Don’t waste the roster spot. Stories about rehab tend to be overly optimistic. Harvin may be able to run, but can he make sharp cuts? Can he jump? Can his body absorb contact? We don’t have the answers to these questions. Meanwhile, there are plenty of NFL wide receivers who have tangible fantasy value right now. Use your resources on one of those players and let someone else in your league tie up their bench with Harvin.

 

Adam Cook

It will be hard to stash Harvin through the bye week period, but if you can cover the byes then I would go ahead and stash him. There aren’t many heavy impact WR2’s sitting on the waiver wire and Harvin has a good amount of upside. He was a borderline top 10 wide receiver back in April, so I see no reason why he can’t reach top 20 status upon return. It’s not like Golden Tate or Sidney Rice have lit the world on fire in Harvin’s absence to take over his top WR role in Seattle.

 

Jason Willan

Havin’s upside makes him well worth a bench spot in most 12-team leagues, particularly with the news that he might be returning to the field sooner than originally projected. This is a guy that had 773 total yards and four combined rushing and receiving touchdowns in less than 9 full games last season, and that was with Christian Ponder as his quarterback. Depending on how quickly he gets back on the field, Harvin can be a difference maker for fantasy owners, and that potential makes him worth a roster spot ahead of a lot of third-string wide receivers and backup running backs that tend to litter the benches of so many fantasy teams.

 

Bonus question: Are you laying the 26 points with the Broncos this week?

 

Phil TWR

The Broncos have no pass rush, and no reason to get up for this game.
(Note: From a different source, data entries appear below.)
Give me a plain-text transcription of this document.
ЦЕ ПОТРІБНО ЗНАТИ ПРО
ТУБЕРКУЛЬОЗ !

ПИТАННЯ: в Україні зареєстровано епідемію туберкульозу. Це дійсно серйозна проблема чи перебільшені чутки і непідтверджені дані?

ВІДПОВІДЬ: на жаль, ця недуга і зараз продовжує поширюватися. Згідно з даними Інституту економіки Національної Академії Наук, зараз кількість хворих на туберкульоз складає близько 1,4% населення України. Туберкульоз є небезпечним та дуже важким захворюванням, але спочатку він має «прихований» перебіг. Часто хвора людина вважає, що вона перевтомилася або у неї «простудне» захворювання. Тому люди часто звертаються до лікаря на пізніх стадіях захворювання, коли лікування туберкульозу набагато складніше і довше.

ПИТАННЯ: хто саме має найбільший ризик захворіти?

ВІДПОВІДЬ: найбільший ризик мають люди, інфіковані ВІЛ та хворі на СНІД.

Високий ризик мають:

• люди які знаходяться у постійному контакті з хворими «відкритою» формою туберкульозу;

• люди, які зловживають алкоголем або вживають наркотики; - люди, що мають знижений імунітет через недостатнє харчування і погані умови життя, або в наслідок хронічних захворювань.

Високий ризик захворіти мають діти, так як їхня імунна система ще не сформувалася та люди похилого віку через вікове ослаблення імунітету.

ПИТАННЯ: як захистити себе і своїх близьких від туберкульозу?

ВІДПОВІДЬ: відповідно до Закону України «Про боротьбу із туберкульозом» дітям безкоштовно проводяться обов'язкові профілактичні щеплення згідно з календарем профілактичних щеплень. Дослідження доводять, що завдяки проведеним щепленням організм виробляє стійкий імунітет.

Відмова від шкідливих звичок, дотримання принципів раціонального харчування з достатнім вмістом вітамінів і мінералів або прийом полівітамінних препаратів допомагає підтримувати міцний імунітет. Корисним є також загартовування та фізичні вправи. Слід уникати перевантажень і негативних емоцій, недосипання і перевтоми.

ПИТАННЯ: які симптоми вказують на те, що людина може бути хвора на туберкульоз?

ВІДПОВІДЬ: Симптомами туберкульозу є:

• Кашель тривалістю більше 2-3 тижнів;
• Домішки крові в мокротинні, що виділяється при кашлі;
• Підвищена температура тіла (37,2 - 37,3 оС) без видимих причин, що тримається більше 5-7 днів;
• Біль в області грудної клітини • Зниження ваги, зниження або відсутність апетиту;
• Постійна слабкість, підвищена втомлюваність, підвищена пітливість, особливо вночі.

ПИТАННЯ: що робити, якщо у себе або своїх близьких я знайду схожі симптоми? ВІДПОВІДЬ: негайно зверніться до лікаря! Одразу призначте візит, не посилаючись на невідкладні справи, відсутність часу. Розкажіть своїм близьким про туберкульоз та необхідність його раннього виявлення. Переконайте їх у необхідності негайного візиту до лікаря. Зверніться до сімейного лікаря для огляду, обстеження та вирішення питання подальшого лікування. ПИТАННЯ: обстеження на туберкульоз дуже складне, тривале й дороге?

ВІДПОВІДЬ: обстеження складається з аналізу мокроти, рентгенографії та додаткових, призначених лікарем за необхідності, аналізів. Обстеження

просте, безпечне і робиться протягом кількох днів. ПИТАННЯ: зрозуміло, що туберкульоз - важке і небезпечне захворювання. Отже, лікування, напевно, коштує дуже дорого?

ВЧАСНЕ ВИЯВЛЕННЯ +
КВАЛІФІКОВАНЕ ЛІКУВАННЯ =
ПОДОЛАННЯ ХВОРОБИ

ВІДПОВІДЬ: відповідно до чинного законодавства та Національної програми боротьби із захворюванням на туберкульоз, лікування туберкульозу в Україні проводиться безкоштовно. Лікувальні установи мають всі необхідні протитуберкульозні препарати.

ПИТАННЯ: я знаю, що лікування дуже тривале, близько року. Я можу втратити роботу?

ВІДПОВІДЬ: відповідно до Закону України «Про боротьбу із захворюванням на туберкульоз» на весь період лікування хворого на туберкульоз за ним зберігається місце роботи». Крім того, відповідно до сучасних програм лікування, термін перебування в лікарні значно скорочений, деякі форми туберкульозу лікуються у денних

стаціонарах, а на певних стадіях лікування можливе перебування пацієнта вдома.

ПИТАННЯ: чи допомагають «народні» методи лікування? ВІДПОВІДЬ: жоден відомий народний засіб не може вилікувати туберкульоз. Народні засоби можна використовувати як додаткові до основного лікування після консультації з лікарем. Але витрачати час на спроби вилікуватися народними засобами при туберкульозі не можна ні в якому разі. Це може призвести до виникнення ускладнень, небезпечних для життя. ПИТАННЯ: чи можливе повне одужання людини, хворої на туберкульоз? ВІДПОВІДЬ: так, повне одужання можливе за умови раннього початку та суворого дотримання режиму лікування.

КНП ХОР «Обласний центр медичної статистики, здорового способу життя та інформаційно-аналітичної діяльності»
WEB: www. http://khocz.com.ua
Chad Henne is not as pathetic as Blaine Gabbert, and has two solid receiving options to target in garbage time. 26 is a huge number. I won’t be betting this game, but the Jags are the right side.

 

Kevin Roberts

Sure, why not? The Colts beat the Jags by 34 and the Chiefs beat them by 26. I’m sure the Broncos can beat them by 26 as well.

 

Greg Smith

Give me the points. While I don’t doubt the Broncos will score a ton of points in this game, Henne and the Jags should be able to score their fair share too. Broncos 52, Jags 27.

 

Adam Cook

The safe money says take the points, but I will take the Broncos to cover. Denver is a tough place to play and Peyton doesn’t have it in his blood to take any team lightly.

 

Jason Willan

I’m laying the points. Jacksonville should be able to move the ball on the Broncos, particularly in garbage time, but Denver is going to score early and often.